With so many nurses out on quarantine through the pandemic, Stanford boosted ranks by bringing on touring nurses who work on a contract foundation. Stanford wouldn't present a depend of those touring nurses, however the union says it will probably method 25% in some websites, such because the Intensive Care Unit.
However veteran nurses say it’s difficult to work with a rotating solid of newcomers, who earn far more than they do. As a result of these touring nurses aren’t allowed to work on the very sickest sufferers, they are saying, the hardest work will get shifted to the lower-paid veterans.
Regardless of the inflow of touring nurses, there nonetheless isn’t sufficient employees, they are saying.

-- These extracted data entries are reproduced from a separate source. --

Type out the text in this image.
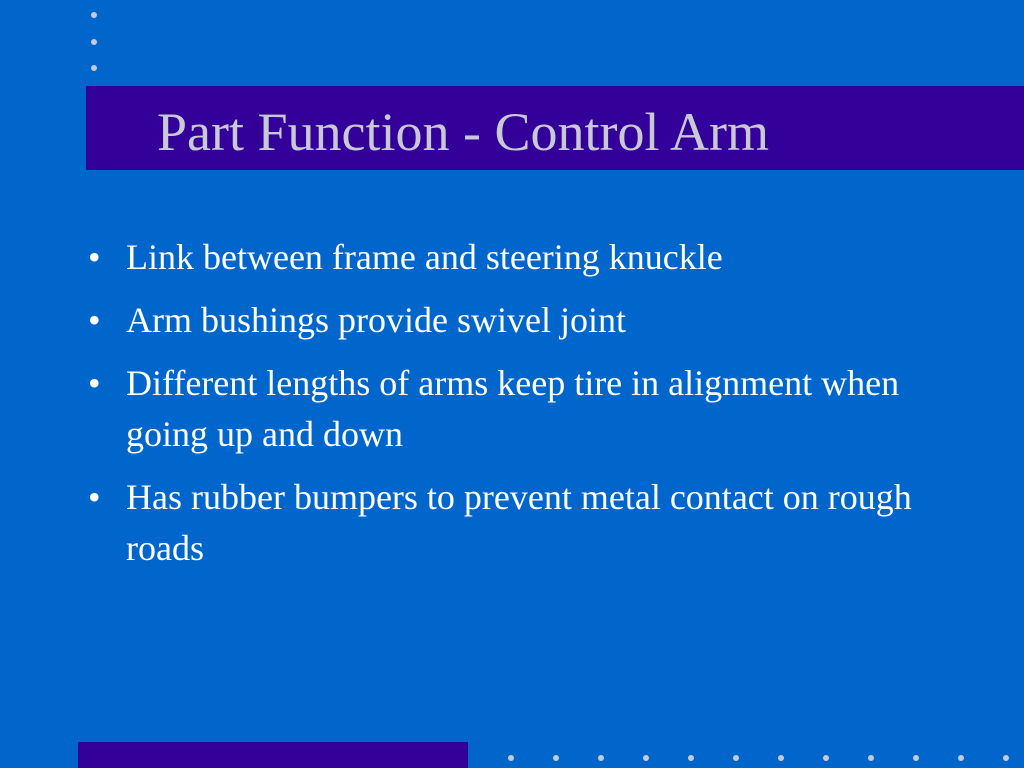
Part Function - Control Arm
• Link between frame and steering knuckle
• Arm bushings provide swivel joint
• Different lengths of arms keep tire in alignment when going up and down
• Has rubber bumpers to prevent metal contact on rough roads
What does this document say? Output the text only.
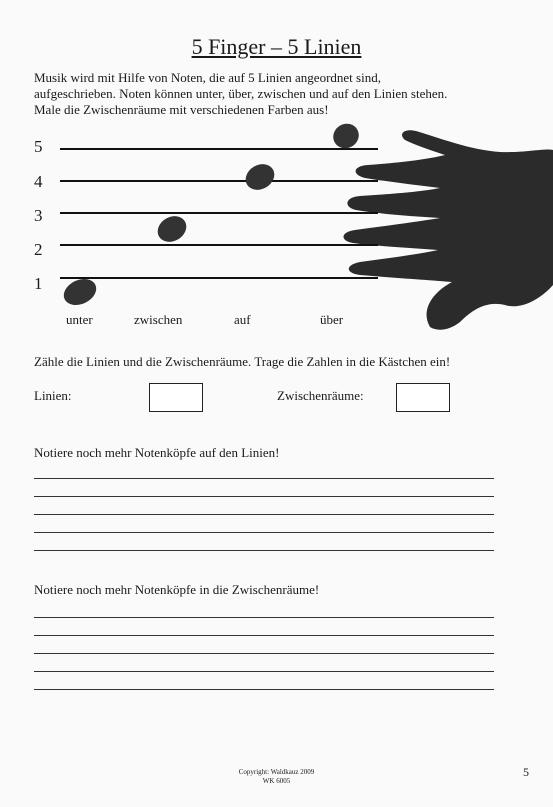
5 Finger – 5 Linien
Musik wird mit Hilfe von Noten, die auf 5 Linien angeordnet sind,
aufgeschrieben. Noten können unter, über, zwischen und auf den Linien stehen.
Male die Zwischenräume mit verschiedenen Farben aus!
5
4
3
2
1
unter	zwischen	auf	über
Zähle die Linien und die Zwischenräume. Trage die Zahlen in die Kästchen ein!
Linien:	Zwischenräume:
Notiere noch mehr Notenköpfe auf den Linien!
Notiere noch mehr Notenköpfe in die Zwischenräume!
Copyright: Waldkauz 2009
WK 6005
5
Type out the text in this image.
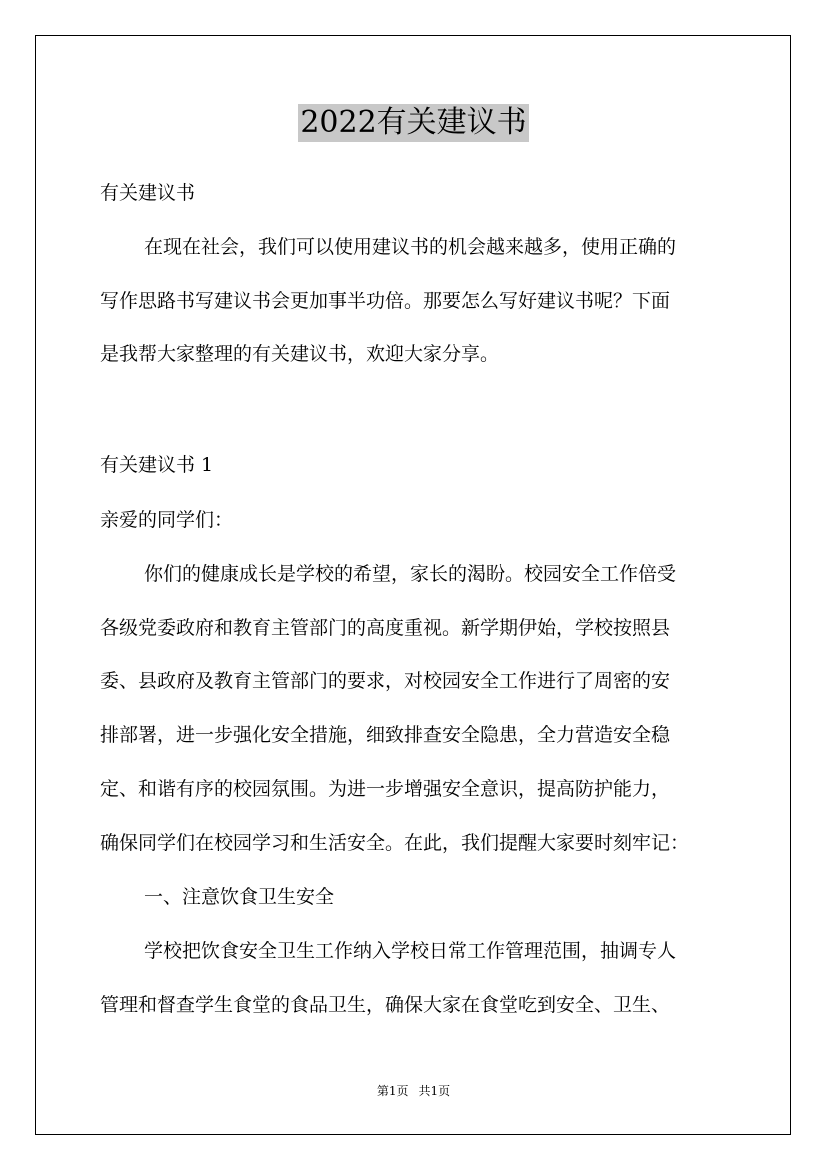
2022有关建议书
有关建议书
在现在社会，我们可以使用建议书的机会越来越多，使用正确的
写作思路书写建议书会更加事半功倍。那要怎么写好建议书呢？下面
是我帮大家整理的有关建议书，欢迎大家分享。
有关建议书 1
亲爱的同学们：
你们的健康成长是学校的希望，家长的渴盼。校园安全工作倍受
各级党委政府和教育主管部门的高度重视。新学期伊始，学校按照县
委、县政府及教育主管部门的要求，对校园安全工作进行了周密的安
排部署，进一步强化安全措施，细致排查安全隐患，全力营造安全稳
定、和谐有序的校园氛围。为进一步增强安全意识，提高防护能力，
确保同学们在校园学习和生活安全。在此，我们提醒大家要时刻牢记：
一、注意饮食卫生安全
学校把饮食安全卫生工作纳入学校日常工作管理范围，抽调专人
管理和督查学生食堂的食品卫生，确保大家在食堂吃到安全、卫生、
第1页 共1页
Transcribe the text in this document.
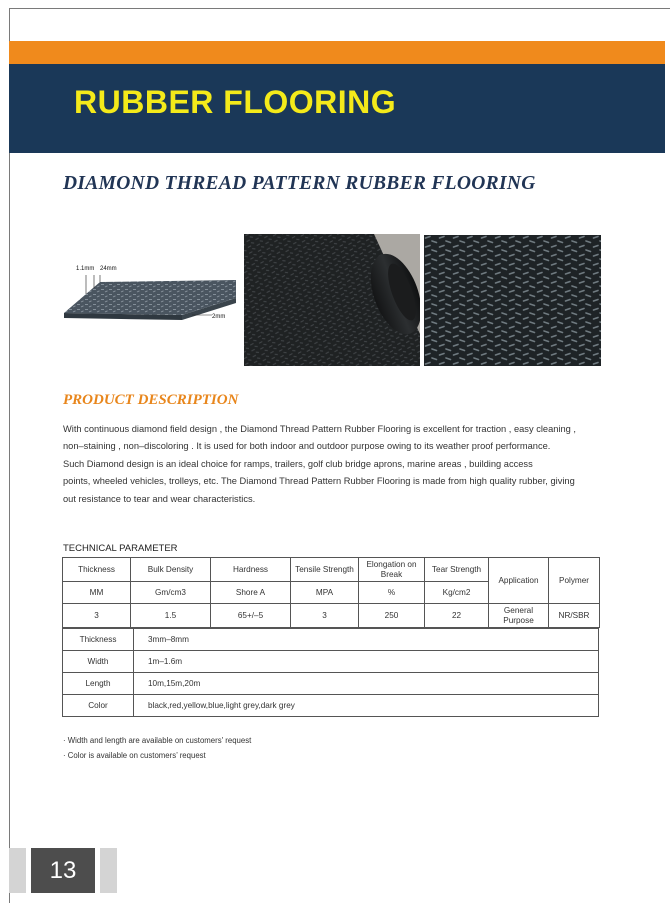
RUBBER FLOORING
DIAMOND THREAD PATTERN RUBBER FLOORING
1.1mm 24mm
2mm
PRODUCT DESCRIPTION
With continuous diamond field design , the Diamond Thread Pattern Rubber Flooring is excellent for traction , easy cleaning ,
non–staining , non–discoloring . It is used for both indoor and outdoor purpose owing to its weather proof performance.
Such Diamond design is an ideal choice for ramps, trailers, golf club bridge aprons, marine areas , building access
points, wheeled vehicles, trolleys, etc. The Diamond Thread Pattern Rubber Flooring is made from high quality rubber, giving
out resistance to tear and wear characteristics.
TECHNICAL PARAMETER
Thickness	Bulk Density	Hardness	Tensile Strength	Elongation on Break	Tear Strength	Application	Polymer
MM	Gm/cm3	Shore A	MPA	%	Kg/cm2		
3	1.5	65+/–5	3	250	22	General Purpose	NR/SBR
Thickness	3mm–8mm
Width	1m–1.6m
Length	10m,15m,20m
Color	black,red,yellow,blue,light grey,dark grey
· Width and length are available on customers' request
· Color is available on customers’ request
13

When working additional time shifts within the ICU and later the post-anesthesia care unit, Kathy Stormberg recalled occasions at house when “there weren’t sufficient hours in a row to get a load of laundry washed, dried and folded….I cancelled going locations, and seeing mates. I cancelled consuming dinner with my household.”

For O’Neill, who lived in inns through the first three months of the pandemic, “the toughest half was the time that has been spent away from my household,” lacking his younger daughter’s new vocabulary and humorousness. “FaceTime calls aren’t the identical as a hug or kiss.”
And the pleas for additional time shifts are fixed, he mentioned. “You’ll be working a 12-hour shift, and be requested to remain over for an additional 4 hours. Each day, we’ll get no less than one textual content message saying the unit is short-staffed, asking ‘can I are available to work additional time?’ ”
“Nurses can’t even calm down on their time off, as a result of they preserve getting these texts,” mentioned Stormberg.
Stanford warns that the strike will probably be unsettling for sufferers and extremely divisive to its care groups. “The affect could be deep and lengthy lasting and shouldn't be taken frivolously,” it cautioned.
However it may essentially change the standing of many veteran staff, mentioned Spetz.
“That is actually a chance to attract consideration to the truth that nursing is a extremely revered occupation that requires a whole lot of ability and information to do it effectively,” she mentioned. “And infrequently it's missed.”